La seconda risposta, ricevuta dall’Italia l’altro ieri è stato un malcelato “nein”, sbattuto sul
muso al povero Conte, il quale paga così internazionalmente il prezzo di essere un inutile
volenteroso, inutile perchè politicamente inesistente, figlio di nessuna lobby economica o
potentato e quindi totalmente trascurabile ed insignificante nelle sue azioni e richieste.
Il temporeggiare della Kanzlerin Merkel rappresentava il “nein” di una èlite industriale e
bancaria che teme – in un momento di stress straordinario – la disgregazione del proprio
potere e la perdita della propria notevole capacità finanziaria.
Probabilmente queste paure sono accompagnate dalla prospettiva degli interessanti affari,
dalle possibili acquisizioni, per un pugno di lenticchie, delle eccellenze della penisola distrutta ed affamata. Prospettiva irresistibile per gli sciacalli.
Le pretestuose riserve germaniche fondate sulla necessità di stabilità finanziaria lasciano in realtà riecheggiare spettrali ritornelli fatti di “Deutschland über alles” e di “Gott mit Uns”.
Questo “Nein” dell’altro ieri è rafforzato nella sua efficacia distruttiva dall’effetto leva fornito dall’ineluttabile unione monetaria nella quale una pletora di paludati imbecilli ci ha incautamente cacciati e dalla sovraordinazione strutturale dell’Unione Europea che si rivela per l’Italia una terribile trappola ed un formidabile strumento di oppressione per la primazia germanica, esente da obblighi solidaristici, anche dinanzi alla catastrofe dei sodali.

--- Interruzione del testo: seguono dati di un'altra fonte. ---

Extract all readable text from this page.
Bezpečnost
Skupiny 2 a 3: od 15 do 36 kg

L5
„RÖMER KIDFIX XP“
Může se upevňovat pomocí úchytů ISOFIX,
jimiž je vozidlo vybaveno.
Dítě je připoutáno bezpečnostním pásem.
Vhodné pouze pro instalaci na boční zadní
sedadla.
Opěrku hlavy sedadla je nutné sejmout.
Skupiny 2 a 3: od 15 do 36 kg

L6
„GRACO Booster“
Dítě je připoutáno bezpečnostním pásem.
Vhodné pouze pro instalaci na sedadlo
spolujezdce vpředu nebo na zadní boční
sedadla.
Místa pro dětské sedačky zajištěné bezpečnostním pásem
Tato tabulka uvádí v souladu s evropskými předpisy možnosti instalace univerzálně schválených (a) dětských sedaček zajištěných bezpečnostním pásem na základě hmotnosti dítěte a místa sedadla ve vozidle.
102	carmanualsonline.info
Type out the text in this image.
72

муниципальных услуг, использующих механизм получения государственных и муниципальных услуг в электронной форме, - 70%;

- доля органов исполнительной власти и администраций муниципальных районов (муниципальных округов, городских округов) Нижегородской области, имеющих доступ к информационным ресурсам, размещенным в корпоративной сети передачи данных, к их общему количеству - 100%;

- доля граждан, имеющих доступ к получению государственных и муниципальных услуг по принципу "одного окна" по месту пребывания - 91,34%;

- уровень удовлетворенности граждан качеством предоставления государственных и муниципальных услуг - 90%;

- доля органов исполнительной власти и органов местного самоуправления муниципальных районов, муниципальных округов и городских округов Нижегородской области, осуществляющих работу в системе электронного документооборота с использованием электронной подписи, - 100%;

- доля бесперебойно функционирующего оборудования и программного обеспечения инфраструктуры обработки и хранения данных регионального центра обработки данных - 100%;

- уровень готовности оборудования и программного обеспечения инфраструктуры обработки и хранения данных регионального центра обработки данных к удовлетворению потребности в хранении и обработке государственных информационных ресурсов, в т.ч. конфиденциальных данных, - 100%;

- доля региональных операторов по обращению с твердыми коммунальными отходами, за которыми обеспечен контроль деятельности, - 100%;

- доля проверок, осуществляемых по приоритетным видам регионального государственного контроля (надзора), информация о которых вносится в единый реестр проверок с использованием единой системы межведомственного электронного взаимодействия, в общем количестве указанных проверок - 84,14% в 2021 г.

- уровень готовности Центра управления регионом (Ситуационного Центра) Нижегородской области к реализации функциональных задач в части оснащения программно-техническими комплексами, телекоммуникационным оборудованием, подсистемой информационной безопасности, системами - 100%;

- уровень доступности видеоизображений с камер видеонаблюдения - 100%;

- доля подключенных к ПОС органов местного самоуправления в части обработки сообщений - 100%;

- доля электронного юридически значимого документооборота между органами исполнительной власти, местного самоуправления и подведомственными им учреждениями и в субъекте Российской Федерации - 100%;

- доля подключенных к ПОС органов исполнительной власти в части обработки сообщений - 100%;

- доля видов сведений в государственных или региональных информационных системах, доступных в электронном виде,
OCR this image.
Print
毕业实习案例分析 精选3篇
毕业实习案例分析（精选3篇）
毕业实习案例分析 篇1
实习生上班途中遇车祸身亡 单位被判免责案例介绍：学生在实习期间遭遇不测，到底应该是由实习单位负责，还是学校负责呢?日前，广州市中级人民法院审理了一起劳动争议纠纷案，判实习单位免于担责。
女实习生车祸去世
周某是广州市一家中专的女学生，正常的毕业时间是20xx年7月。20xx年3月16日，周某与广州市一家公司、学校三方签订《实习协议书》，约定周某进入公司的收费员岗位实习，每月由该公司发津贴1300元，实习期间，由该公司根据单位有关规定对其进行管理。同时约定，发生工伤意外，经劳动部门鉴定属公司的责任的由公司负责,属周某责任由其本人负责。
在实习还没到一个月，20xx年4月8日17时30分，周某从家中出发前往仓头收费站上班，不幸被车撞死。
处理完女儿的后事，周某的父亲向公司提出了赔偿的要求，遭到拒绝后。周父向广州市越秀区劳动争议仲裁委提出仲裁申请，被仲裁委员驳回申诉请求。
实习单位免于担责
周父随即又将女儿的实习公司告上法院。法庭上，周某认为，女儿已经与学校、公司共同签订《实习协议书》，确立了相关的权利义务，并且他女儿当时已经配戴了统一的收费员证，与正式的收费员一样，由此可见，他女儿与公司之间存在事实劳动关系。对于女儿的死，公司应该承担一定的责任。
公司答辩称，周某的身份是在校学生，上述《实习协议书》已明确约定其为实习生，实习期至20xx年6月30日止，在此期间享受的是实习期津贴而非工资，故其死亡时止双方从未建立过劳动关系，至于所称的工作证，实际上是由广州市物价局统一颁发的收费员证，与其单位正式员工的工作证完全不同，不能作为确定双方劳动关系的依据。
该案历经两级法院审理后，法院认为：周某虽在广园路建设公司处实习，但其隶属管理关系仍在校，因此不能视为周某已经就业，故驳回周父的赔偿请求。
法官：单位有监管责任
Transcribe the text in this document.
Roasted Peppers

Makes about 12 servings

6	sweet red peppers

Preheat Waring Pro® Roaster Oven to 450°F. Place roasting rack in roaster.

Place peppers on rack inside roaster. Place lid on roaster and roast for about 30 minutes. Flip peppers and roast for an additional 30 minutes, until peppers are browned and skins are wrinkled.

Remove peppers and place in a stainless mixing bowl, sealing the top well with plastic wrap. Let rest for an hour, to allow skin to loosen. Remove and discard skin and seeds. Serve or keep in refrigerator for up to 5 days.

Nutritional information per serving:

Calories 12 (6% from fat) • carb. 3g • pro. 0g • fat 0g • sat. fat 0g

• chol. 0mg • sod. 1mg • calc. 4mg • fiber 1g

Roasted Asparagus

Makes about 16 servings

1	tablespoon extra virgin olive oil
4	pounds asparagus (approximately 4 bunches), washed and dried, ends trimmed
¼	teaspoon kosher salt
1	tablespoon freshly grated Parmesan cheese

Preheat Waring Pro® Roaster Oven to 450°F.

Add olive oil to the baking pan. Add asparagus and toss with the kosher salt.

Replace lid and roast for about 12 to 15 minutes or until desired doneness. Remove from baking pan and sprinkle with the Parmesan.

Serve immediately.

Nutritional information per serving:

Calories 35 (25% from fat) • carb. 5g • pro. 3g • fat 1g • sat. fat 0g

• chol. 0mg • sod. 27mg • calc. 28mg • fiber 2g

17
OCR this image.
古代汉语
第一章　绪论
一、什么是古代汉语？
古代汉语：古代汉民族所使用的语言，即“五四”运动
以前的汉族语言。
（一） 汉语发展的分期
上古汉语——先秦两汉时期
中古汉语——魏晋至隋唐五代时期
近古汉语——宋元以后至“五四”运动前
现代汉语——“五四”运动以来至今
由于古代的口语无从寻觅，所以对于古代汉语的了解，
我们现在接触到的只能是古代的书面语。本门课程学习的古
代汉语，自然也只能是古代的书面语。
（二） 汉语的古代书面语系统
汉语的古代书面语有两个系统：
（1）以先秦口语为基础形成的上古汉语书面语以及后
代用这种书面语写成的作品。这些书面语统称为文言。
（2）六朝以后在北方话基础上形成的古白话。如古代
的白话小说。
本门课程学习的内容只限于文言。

A fronte dei mille morti di ieri e dei mille di oggi ignobile è il cinismo e criminale è l’egoismo di chi ha pronunciato quel nein. Non è credibile che quella sia la volontà di un popolo evoluto, di un popolo fatto di madri e di padri di famiglia, di lavoratori, di persone fatte di carne, di sangue, di dignità umana, che vorrebbero così negare la solidarietà ai popoli vicini ed ai quali non interesserebbe nè il comune futuro del popolo europeo né la pace del continente.
Più volte mi sono chiesto come avessero potuto padri e madri tedeschi condividere le
disumane scelte ed assecondare le efferate azioni dello stato nazista. La giustificazione storica di un popolo fu quella di non aver potuto scegliere poichè costretti all’obbedienza e qui, per carità cristiana, ci siamo sempre fermati nell’indagine, prendendo per buona la risposta.
Oggi, di fronte allo spietato egoismo degno solo dell’indegno passato dei germanici è a quel
popolo che – prima di trarre le nostre estreme conseguenze – l’Italia e l’Europa devono
rivolgersi e a quel popolo si deve chiedere di far sentire la propria voce prima che sia
consumato un nuovo olocausto.
Se il popolo tedesco saprà dire di no al rivoltante cinismo dei suoi rappresentanti, si rivelerà essere quel popolo maturo, democratico, cristiano e solidale che noi conosciamo, altrimenti dinanzi alla Storia e dinanzi a Dio questa volta non avrà giustificazioni e le conseguenze saranno tremende, anche per lo stesso popolo germanico.
L’Unione Europea è nata non solo per favorire gli accumuli di ricchezze derivanti dai
commerci liberi e dalle industrie libere, ma è nata innanzitutto per creare una fratellanza
continentale capace di scongiurare nuovi conflitti tra nazioni che nei secoli hanno ben saputo dimostrare ancestrali e mai sopite ostilità. Chi oggi fa parte dell’Unione Europea non può distruggerla dall’interno volgendone furbescamente le regole a proprio profitto imponendo la propria primazia a scapito degli altri membri. A chi oggi partecipa all’Unione Europea non è consentito fingere di ignorare che la regola base tra galantuomini è la buona fede e il reciproco aiuto in caso di necessità è la ragion d’essere di qualsivoglia genuino consorzio tra le genti.
A questo punto osservatori e commentatori ipotizzano un’uscita del nostro paese dal consesso europeo, ma sarebbe un errore andarsene così, con la coda tra le gambe. E’ infatti chi oggi intende sottrarsi alle basilari regole di convivenza deve essere messo alla porta.
Abbiano quindi i nostri uomini pubblici, politici e di cultura l’intelligenza politica di rivolgere, in nome del futuro dell’Europa un appello da ciascuna tribuna, da ciascuna piazza, da ciascun cuore al cuore ed all’intelligenza del popolo germanico ed abbia quest’ultimo la forza e la dignità di far giungere chiaro il suo “Jawohl” all’appello, scongiurando così l’epilogo ignominioso di un’Europa sul baratro.
Dio non voglia infatti che si debba trovare il coraggio di opporsi alla violenza dei trattati ed
alla cinica barbarie di chi si trincera dietro ai codicilli, chiedendo perentoriamente
l’estromissione della Germania dall’Unione Europea.
Così fosse, l’esperienza pseudounitaria del vecchio continente sarebbe miserevolmente
conclusa ed all’Italia non resterebbe che volgere ad oriente lo sguardo, con rinnovata libertà ed intraprendenza, in cerca di alleanze economiche e militari che ne favoriscano la rinascita economica e la sicurezza.